Ha abbandonato per sette giorni il tiro alla fune con la città e Napoli è riemersa nella sua ineguagliabile vocazione autodistruttiva. Ora sta a lui scegliere cosa fare
L’unica speranza era che De Laurentiis tornasse De Laurentiis. Il Corriere dello Sport, oggi, con un corsivo di Antonio Giordano, ci offre la speranza, ci dice che il velo – che da una settimana è calato davanti agli occhi del presidente del Napoli – potrebbe lentamente sollevarsi. Sarebbe la conferma che Napoli può essere governata solo da lontano. Come del resto lui ha sempre saputo e fatto.
Forse nemmeno De Laurentiis è fino in fondo consapevole dell’opera titanica che ha compiuto in questi quindici anni. In fin dei conti – siamo costretti a constatarlo con amarezza – anche lui risente dell’ambiente che permea la città, e non potrebbe essere altrimenti. Del resto ha inconsapevolmente creato l’unico vero fenomeno culturale cittadino degli ultimi quindici anni: il papponismo (da pappone, termine con cui viene apostrofato: da magistrati, primari, disoccupati, operai, impiegati, studenti, tutti).
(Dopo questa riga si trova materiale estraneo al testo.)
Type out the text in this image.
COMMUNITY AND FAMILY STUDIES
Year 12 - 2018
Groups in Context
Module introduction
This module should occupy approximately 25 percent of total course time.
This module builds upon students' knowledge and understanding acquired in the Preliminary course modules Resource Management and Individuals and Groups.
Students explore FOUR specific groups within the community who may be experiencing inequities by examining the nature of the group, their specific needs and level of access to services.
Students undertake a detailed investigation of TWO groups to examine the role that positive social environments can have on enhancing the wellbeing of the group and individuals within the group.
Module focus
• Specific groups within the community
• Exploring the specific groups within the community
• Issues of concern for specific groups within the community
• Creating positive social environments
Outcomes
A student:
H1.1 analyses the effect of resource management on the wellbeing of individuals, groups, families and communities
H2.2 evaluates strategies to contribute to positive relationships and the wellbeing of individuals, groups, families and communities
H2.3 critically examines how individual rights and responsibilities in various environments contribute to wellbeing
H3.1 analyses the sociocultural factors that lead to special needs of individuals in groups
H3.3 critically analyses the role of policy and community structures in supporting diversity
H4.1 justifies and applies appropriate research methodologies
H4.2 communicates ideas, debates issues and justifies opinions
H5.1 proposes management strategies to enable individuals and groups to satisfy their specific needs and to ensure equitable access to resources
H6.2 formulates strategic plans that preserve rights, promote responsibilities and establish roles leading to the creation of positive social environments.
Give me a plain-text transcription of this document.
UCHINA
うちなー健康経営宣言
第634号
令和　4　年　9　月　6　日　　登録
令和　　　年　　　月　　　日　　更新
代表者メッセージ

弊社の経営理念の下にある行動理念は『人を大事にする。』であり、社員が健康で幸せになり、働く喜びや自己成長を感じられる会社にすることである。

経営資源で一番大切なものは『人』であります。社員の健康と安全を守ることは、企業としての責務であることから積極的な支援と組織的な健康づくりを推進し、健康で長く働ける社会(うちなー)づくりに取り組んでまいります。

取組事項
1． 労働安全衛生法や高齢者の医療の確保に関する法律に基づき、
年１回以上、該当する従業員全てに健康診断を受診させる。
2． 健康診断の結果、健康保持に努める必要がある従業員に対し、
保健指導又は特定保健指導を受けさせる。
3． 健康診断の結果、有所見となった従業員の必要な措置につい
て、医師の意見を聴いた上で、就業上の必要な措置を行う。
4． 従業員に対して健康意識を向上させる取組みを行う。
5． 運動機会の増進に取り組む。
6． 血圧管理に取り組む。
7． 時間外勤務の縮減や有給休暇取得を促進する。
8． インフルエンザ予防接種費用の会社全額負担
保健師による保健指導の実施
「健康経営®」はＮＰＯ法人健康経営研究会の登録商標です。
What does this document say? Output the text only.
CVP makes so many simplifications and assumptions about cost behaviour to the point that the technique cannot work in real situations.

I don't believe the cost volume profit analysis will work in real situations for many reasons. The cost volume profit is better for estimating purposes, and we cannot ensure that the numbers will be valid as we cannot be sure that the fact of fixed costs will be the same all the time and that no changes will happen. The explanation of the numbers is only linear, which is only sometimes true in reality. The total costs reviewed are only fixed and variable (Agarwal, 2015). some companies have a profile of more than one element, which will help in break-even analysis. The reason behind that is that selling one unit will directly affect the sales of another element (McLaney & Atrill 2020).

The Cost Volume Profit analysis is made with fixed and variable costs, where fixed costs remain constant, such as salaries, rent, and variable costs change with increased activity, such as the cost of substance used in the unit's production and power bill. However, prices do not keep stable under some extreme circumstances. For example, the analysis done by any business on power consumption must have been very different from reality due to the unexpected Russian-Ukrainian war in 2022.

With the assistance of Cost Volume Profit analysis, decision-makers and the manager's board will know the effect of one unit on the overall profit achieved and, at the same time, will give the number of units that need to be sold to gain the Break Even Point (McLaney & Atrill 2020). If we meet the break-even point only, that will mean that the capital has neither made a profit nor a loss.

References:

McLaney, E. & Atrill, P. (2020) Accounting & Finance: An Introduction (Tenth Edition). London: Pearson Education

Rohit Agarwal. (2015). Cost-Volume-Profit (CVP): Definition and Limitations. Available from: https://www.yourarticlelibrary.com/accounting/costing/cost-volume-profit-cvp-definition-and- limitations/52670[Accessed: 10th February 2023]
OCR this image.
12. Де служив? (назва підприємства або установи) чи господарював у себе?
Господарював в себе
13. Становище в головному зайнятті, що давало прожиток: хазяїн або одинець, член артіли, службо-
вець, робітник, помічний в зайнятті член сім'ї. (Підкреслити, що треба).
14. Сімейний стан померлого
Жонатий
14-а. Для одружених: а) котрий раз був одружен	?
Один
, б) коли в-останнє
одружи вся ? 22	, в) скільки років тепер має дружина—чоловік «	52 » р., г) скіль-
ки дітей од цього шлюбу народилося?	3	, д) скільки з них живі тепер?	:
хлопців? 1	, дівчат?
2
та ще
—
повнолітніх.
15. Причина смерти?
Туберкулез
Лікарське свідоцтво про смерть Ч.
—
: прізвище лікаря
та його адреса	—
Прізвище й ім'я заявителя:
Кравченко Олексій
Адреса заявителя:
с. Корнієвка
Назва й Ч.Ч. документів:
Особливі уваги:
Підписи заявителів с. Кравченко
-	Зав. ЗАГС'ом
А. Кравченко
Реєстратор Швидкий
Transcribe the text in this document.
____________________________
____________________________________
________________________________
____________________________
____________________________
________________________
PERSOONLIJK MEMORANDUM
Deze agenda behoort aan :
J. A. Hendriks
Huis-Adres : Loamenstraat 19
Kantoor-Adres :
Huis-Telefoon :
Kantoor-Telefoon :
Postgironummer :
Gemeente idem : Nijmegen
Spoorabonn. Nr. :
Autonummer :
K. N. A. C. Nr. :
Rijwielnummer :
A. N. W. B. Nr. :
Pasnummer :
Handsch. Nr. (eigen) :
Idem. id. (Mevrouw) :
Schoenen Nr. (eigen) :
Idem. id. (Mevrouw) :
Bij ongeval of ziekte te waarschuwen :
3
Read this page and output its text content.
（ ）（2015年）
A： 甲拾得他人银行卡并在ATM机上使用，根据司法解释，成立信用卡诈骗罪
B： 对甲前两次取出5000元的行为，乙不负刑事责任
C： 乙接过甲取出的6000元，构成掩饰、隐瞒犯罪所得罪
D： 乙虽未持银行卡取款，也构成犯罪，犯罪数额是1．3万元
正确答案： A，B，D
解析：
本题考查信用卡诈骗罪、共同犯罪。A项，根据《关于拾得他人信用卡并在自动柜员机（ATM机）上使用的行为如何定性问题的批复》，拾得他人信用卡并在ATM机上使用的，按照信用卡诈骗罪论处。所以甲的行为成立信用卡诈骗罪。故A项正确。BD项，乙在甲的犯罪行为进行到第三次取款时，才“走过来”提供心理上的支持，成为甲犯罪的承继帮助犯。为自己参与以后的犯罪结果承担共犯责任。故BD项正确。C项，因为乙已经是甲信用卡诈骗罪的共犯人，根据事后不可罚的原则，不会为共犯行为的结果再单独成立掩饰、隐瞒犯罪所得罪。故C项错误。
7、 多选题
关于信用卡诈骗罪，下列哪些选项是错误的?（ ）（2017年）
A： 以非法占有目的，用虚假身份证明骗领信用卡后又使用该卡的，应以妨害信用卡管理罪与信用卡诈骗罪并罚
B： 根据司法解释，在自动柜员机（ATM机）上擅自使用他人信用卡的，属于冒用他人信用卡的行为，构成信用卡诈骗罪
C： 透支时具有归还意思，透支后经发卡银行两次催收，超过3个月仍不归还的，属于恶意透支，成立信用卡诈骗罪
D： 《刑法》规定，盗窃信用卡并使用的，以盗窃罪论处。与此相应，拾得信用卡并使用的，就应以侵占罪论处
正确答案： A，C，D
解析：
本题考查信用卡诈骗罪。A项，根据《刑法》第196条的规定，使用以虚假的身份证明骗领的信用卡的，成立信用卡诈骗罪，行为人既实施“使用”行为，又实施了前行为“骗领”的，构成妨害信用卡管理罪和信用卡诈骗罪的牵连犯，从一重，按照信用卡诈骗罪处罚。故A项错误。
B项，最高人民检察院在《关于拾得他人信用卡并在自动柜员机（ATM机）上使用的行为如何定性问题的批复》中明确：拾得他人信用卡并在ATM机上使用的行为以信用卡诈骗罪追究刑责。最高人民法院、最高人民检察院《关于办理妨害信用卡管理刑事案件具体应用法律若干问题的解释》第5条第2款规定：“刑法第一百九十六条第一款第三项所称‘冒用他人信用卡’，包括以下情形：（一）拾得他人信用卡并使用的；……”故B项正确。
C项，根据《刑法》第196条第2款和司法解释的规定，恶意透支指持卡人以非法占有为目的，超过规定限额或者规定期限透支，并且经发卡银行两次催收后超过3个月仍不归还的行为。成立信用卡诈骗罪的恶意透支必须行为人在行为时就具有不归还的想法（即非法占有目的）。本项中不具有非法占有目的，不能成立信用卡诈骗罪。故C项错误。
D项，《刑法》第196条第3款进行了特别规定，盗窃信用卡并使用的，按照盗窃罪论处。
E nel brodo del papponismo è immerso.
È bastato un suo passo falso per creare uno scompiglio che adesso sì rischia di travolgere il Napoli. L’immagine è quella di un tiro alla fune: lui da una parte e la città dall’altra, con la città che ha sempre tirato a distruggere. Poi, forse perché stanco, un giorno De Laurentiis ha mollato. È successo dieci giorni fa, nella notte tra domenica e lunedì. Ha mandato il suo Napoli in ritiro. Ma, soprattutto – preferiamo metterla in questi termini – ha preso una decisione che ha finito col danneggiare la propria azienda.
Innanzitutto: ha destabilizzato la squadra; siamo certi che senza il suo intervento il Napoli avrebbe battuto il Salisburgo e quindi avrebbe messo al sicuro la qualificazione in Champions. Ed è il primo danno.
Poi, non ha messo in preventivo che i suoi dipendenti gli si rivoltassero contro. Del resto, ci perdonerà, non aveva capito fino in fondo che per un po’ di quei dipendenti andava favorita l’uscita dall’azienda. Un albero che dà frutti, va potato affinché ne dia di più, diceva quel tale che fece una brutta fine. Ed è il secondo danno, potremmo anche dire secondo e terzo. Non a caso, aggiungiamo, tutte decisioni che hanno accresciuto la sua popolarità.
Da lì, dalla sera dell’ammutinamento, De Laurentiis si è smarrito. È calato il velo. Si è attorcigliato in una spirale che non può portare da nessuna parte. La spirale della vendetta cieca. Una volta che ha mollato lui, Napoli è riemersa nella sua ineguagliabile vocazione autodistruttiva. La contestazione ai calciatori (da parte di cinquanta persone) che è stata trattata alla stregua di un cofferatiano corteo di tre milioni di manifestanti (tant’è vero che allo stadio nessuno ha contestato, c’era amarezza ma è un’altra cosa). Due episodi sospetti che hanno allertato un pool di magistrati della Procura di Napoli. Le mogli dei calciatori che sarebbero in fuga dalla città perché non si sentono al sicuro. Insomma Napoli nella sua forma più pura. Finalmente anche i media nazionali hanno potuto tirar fuori i prestampati sulla città rapace, tentacolare, gomorrosa.
Non ci dilunghiamo. La palla è in mano a De Laurentiis. Sta a lui decidere cosa fare della sua creatura. Se vuole esercitare lo ius primae noctis della distruzione, oppure se vuole tornare a tessere faticosamente la tela. Con tutti i limiti e gli errori che commette chi lavora per costruire: e qui c’è anche il ragionamento sul modello aziendale che però, va ricordato, fin qui ha funzionato. Non ci sorprenderemmo di nulla. Talvolta capita di avvertire improvvisamente una stanchezza mai conosciuta prima e di rendersi conto di non farcela più a reggere. È la storia dell’uomo. Noi, ovviamente, speriamo e crediamo che questo momento non sia giunto. Che De Laurentiis torni De Laurentiis e che, con la freddezza che gli è consueta, riporti la barca in porto, riduca al minimo i danni, gestisca con calma la situazione e poi riprenda il largo.